Sul 20 febbraio 1986: "È il giorno spartiacque della mia vita, un passaggio della mia esistenza impossibile da cancellare. All’epoca lavoravo nell’Udinese, era appena andato via Zico. Ero stato contattato dal presidente Viola che mi aveva proposto un ruolo dirigenziale nella Roma. Ma quando mi chiamò Adriano Galliani per offrirmi una posizione nel Milan, non ebbi esitazioni".

Su come ha conosciuto Galliani: "Ai tempi del Monza. Ero il centravanti della squadra ma, al contrario dei miei colleghi che si dilettavano in infinite partite a carte, la sera preferivo andare a cena con i dirigenti. Avevo la curiosità di ascoltare e imparare da persone più esperte e istruite le logiche aziendali. Mi presero in simpatia e fu Adriano poi a consigliarmi di smettere di giocare per iniziare a fare il direttore sportivo. Il binomio Galliani-Braida, a livello dirigenziale, iniziò nel 1981 in Brianza"

"Il ricordo più bello? Il pullman a Barcellona dopo aver vinto la coppa dei campioni»
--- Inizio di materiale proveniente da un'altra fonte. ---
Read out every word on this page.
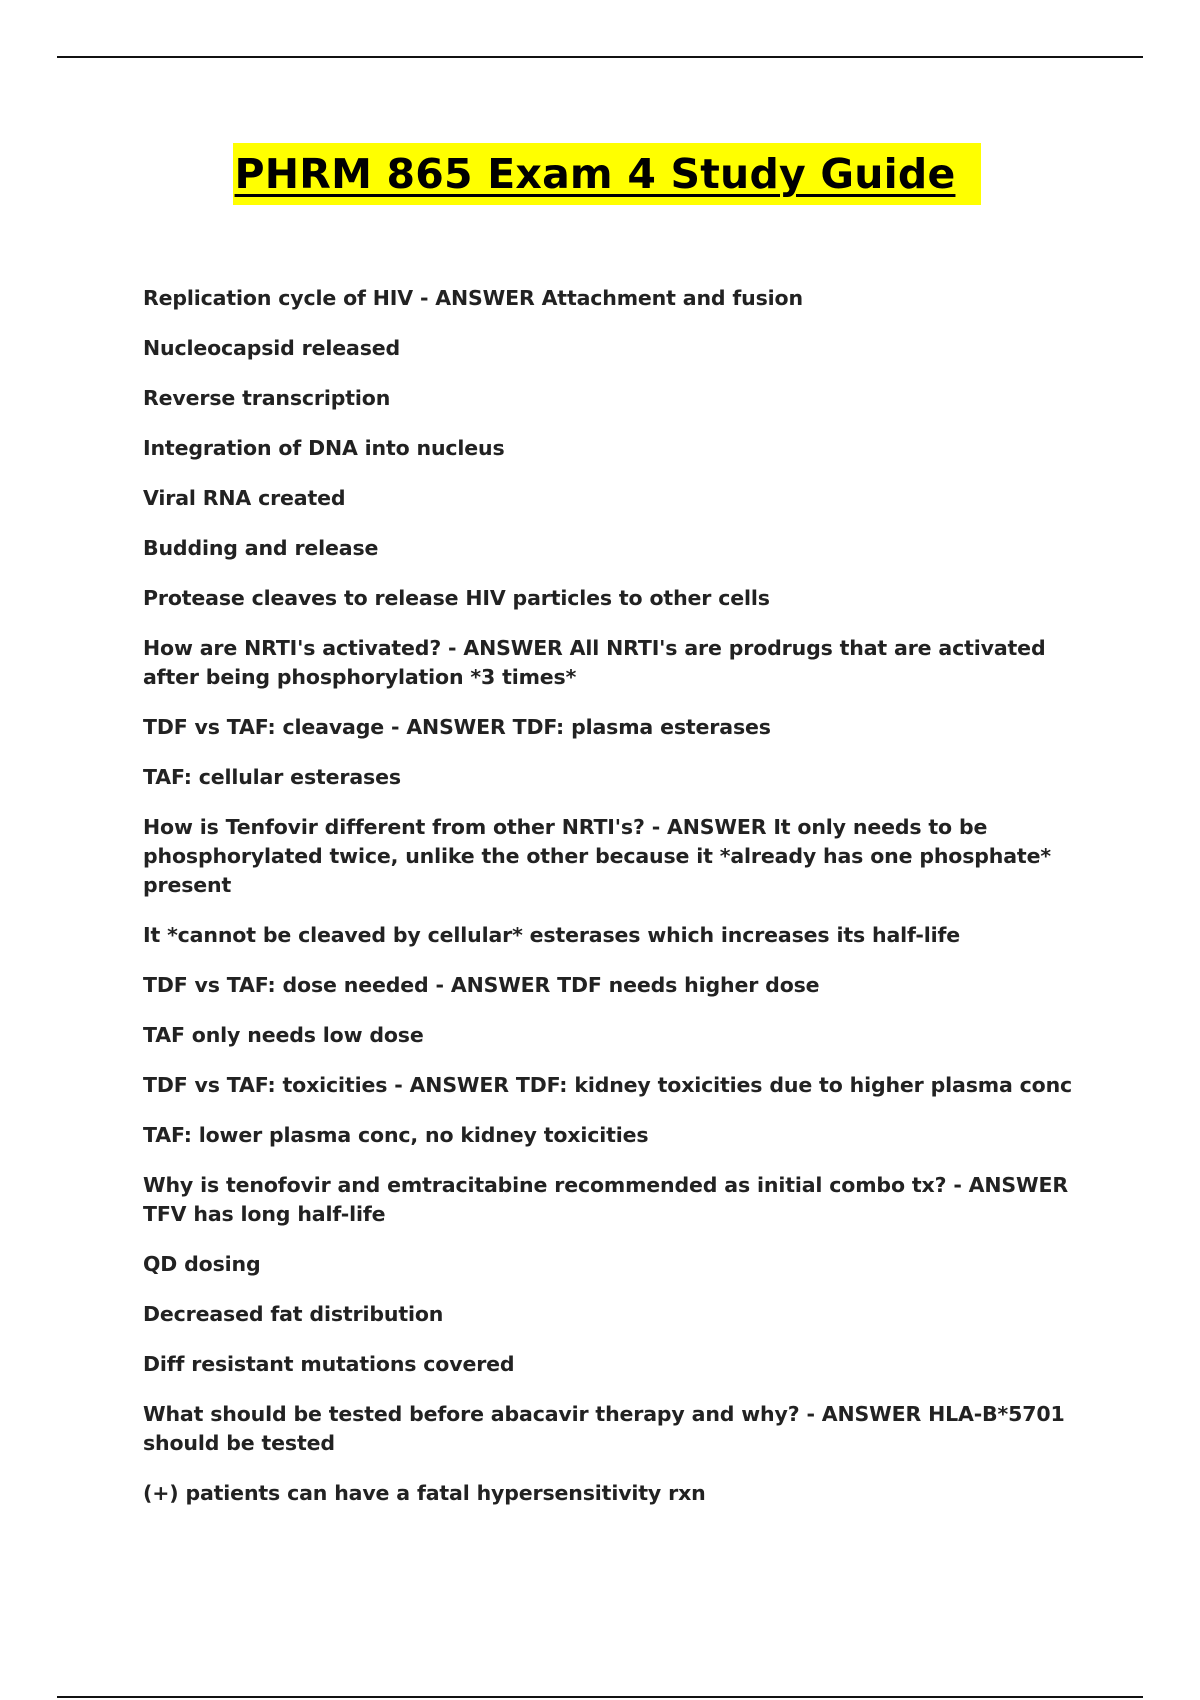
PHRM 865 Exam 4 Study Guide

Replication cycle of HIV - ANSWER Attachment and fusion

Nucleocapsid released

Reverse transcription

Integration of DNA into nucleus

Viral RNA created

Budding and release

Protease cleaves to release HIV particles to other cells

How are NRTI's activated? - ANSWER All NRTI's are prodrugs that are activated after being phosphorylation *3 times*

TDF vs TAF: cleavage - ANSWER TDF: plasma esterases

TAF: cellular esterases

How is Tenfovir different from other NRTI's? - ANSWER It only needs to be phosphorylated twice, unlike the other because it *already has one phosphate* present

It *cannot be cleaved by cellular* esterases which increases its half-life

TDF vs TAF: dose needed - ANSWER TDF needs higher dose

TAF only needs low dose

TDF vs TAF: toxicities - ANSWER TDF: kidney toxicities due to higher plasma conc

TAF: lower plasma conc, no kidney toxicities

Why is tenofovir and emtracitabine recommended as initial combo tx? - ANSWER TFV has long half-life

QD dosing

Decreased fat distribution

Diff resistant mutations covered

What should be tested before abacavir therapy and why? - ANSWER HLA-B*5701 should be tested

(+) patients can have a fatal hypersensitivity rxn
Sull'incontro con Berlusconi: "Il giorno che io considero magico è quello della convention al Castello di Pomerio, quando in estate Berlusconi convocò tutti i dipendenti e ci diede la mission: “Dobbiamo diventare la squadra più forte al mondo”. Io rimasi folgorato dalla sua visione. È stato fantastico, un onore scrivere la storia. Guardi, sono appena uscito da un bar dove ho incontrato un signore che ha voluto fare una foto con me. Non lavoro più al Milan dal 2013 ma il senso dell’impresa che è stata realizzata è rimasto."
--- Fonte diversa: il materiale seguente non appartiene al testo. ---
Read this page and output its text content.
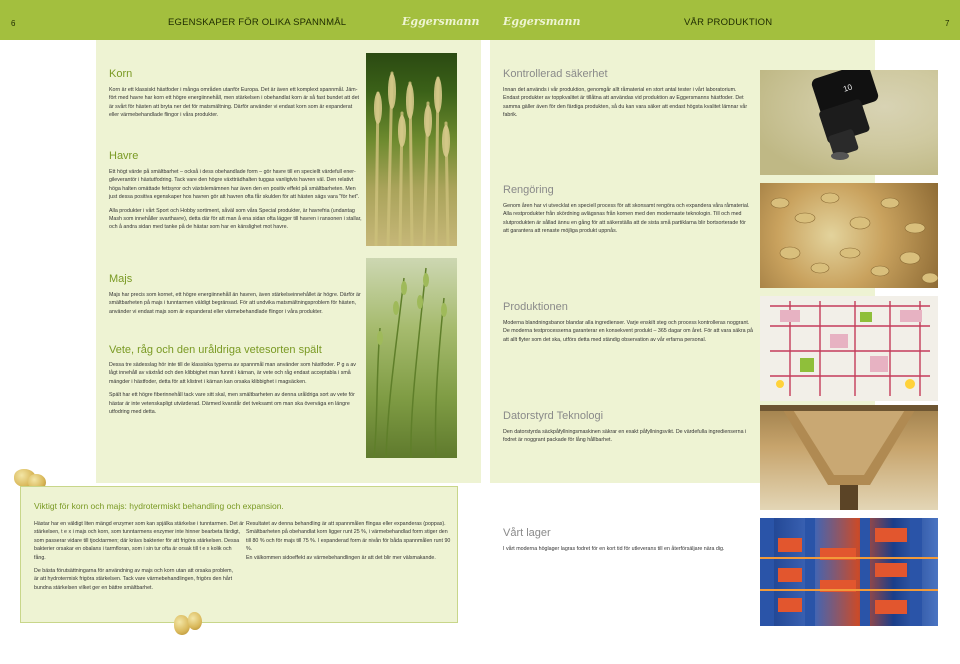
6	EGENSKAPER FÖR OLIKA SPANNMÅL	Eggersmann Eggersmann	VÅR PRODUKTION	7
Korn
Korn är ett klassiskt hästfoder i många områden utanför Europa. Det är även ett komplext spannmål. Jäm-
fört med havre har korn ett högre energiinnehåll, men stärkelsen i obehandlat korn är så fast bundet att det
är svårt för hästen att bryta ner det för matsmältning. Därför använder vi endast korn som är expanderat
eller värmebehandlade flingor i våra produkter.
Havre
Ett högt värde på smältbarhet – också i dess obehandlade form – gör havre till en speciellt värdefull ener-
gileverantör i hästutfodring. Tack vare den högre växtträdhalten tuggas vanligtvis havren väl. Den relativt
höga halten omättade fettsyror och växtslemämnen har även den en positiv effekt på smältbarheten. Men
just dessa positiva egenskaper hos havren gör att havren ofta får skulden för att hästen sägs vara "för het".
Alla produkter i vårt Sport och Hobby sortiment, såväl som våra Special produkter, är havrefria (undantag
Mash som innehåller svarthavre), detta där för att man å ena sidan ofta lägger till havren i ransonen i stallar,
och å andra sidan med tanke på de hästar som har en känslighet mot havre.
Majs
Majs har precis som kornet, ett högre energiinnehåll än havren, även stärkelseinnehållet är högre. Därför är
smältbarheten på majs i tunntarmen väldigt begränsad. För att undvika matsmältningsproblem för hästen,
använder vi endast majs som är expanderat eller värmebehandlade flingor i våra produkter.
Vete, råg och den uråldriga vetesorten spält
Dessa tre sädesslag hör inte till de klassiska typerna av spannmål man använder som hästfoder. P g a av
lågt innehåll av växtråd och den klibbighet man funnit i kärnan, är vete och råg endast acceptabla i små
mängder i hästfoder, detta för att klistret i kärnan kan orsaka klibbighet i magsäcken.
Spält har ett högre fiberinnehåll tack vare sitt skal, men smältbarheten av denna uråldriga sort av vete för
hästar är inte vetenskapligt utvärderad. Därmed kvarstår det tveksamt om man ska överväga en längre
utfodring med detta.
Kontrollerad säkerhet
Innan det används i vår produktion, genomgår allt råmaterial en stort antal tester i vårt laboratorium.
Endast produkter av toppkvalitet är tillåtna att användas vid produktion av Eggersmanns hästfoder. Det
samma gäller även för den färdiga produkten, så du kan vara säker att endast högsta kvalitet lämnar vår
fabrik.
Rengöring
Genom åren har vi utvecklat en speciell process för att skonsamt rengöra och expandera våra råmaterial.
Alla restprodukter från skördning avlägsnas från kornen med den modernaste teknologin. Till och med
slutprodukten är sållad ännu en gång för att säkerställa att de sista små partiklarna blir bortsorterade för
att garantera att renaste möjliga produkt uppnås.
Produktionen
Moderna blandningsbanor blandar alla ingredienser. Varje enskilt steg och process kontrolleras noggrant.
De moderna testprocesserna garanterar en konsekvent produkt – 365 dagar om året. För att vara säkra på
att allt flyter som det ska, utförs detta med ständig observation av vår erfarna personal.
Datorstyrd Teknologi
Den datorstyrda säckpåfyllningsmaskinen säkrar en exakt påfyllningsvikt. De värdefulla ingredienserna i
fodret är noggrant packade för lång hållbarhet.
Vårt lager
I vårt moderna höglager lagras fodret för en kort tid för utleverans till en återförsäljare nära dig.
10
Viktigt för korn och majs: hydrotermiskt behandling och expansion.
Hästar har en väldigt liten mängd enzymer som kan spjälka stärkelse i tunntarmen. Det är
stärkelsen, t e x i majs och korn, som tunntarmens enzymer inte hinner bearbeta färdigt,
som passerar vidare till tjocktarmen; där krävs bakterier för att frigöra stärkelsen. Dessa
bakterier orsakar en obalans i tarmfloran, som i sin tur ofta är orsak till t e x kolik och
fång.
De bästa förutsättningarna för användning av majs och korn utan att orsaka problem,
är att hydrotermisk frigöra stärkelsen. Tack vare värmebehandlingen, frigörs den hårt
bundna stärkelsen vilket ger en bättre smältbarhet.
Resultatet av denna behandling är att spannmålen flingas eller expanderas (poppas).
Smältbarheten på obehandlat korn ligger runt 25 %, i värmebehandlad form stiger den
till 80 % och för majs till 75 %. I expanderad form är nivån för båda spannmålen runt 90 %.
En välkommen sidoeffekt av värmebehandlingen är att det blir mer välsmakande.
Sui primi acquisti: "I primi contratti li feci a Daniele Massaro e a Giovanni Galli. Eh quando mi intimò di prendere Claudio Borghi, andai ad acquistarlo… Poi tutti sapete come è finita".

Sul ricordo più bello: "Il pullman a Barcellona dopo aver vinto la prima Coppa dei Campioni contro la Steaua. Quello fu un punto di arrivo, per aver conquistato un trofeo così prestigioso ma anche di partenza per come abbiamo sviluppato poi il progetto".

Sul più grande fuoriclasse di quel Milan: "In quegli anni, quando abbiamo iniziato, Maradona dominava le scene. Ma noi abbiamo potuto esibire campioni che hanno fatto la storia. Come si fa a scegliere fra Baresi, Maldini, Gullit, Kakà, Shevchenko? Farei un torto a qualcuno. Forse per come è finita prematuramente la sua carriera, direi Marco Van Basten, il simbolo dell’estetica, dell’eleganza".

Sulla sua vita al Milan: "Lo avevo nel destino. Non tutti sanno che già nel 1962 a Sesto San Giovanni feci un provino per il club, ma per una serie di ragioni anche logistiche firmai per l’Udinese. E poi Nereo Rocco mi portò in tournée con il Milan negli Stati Uniti. Sono orgoglioso di essere un milanista".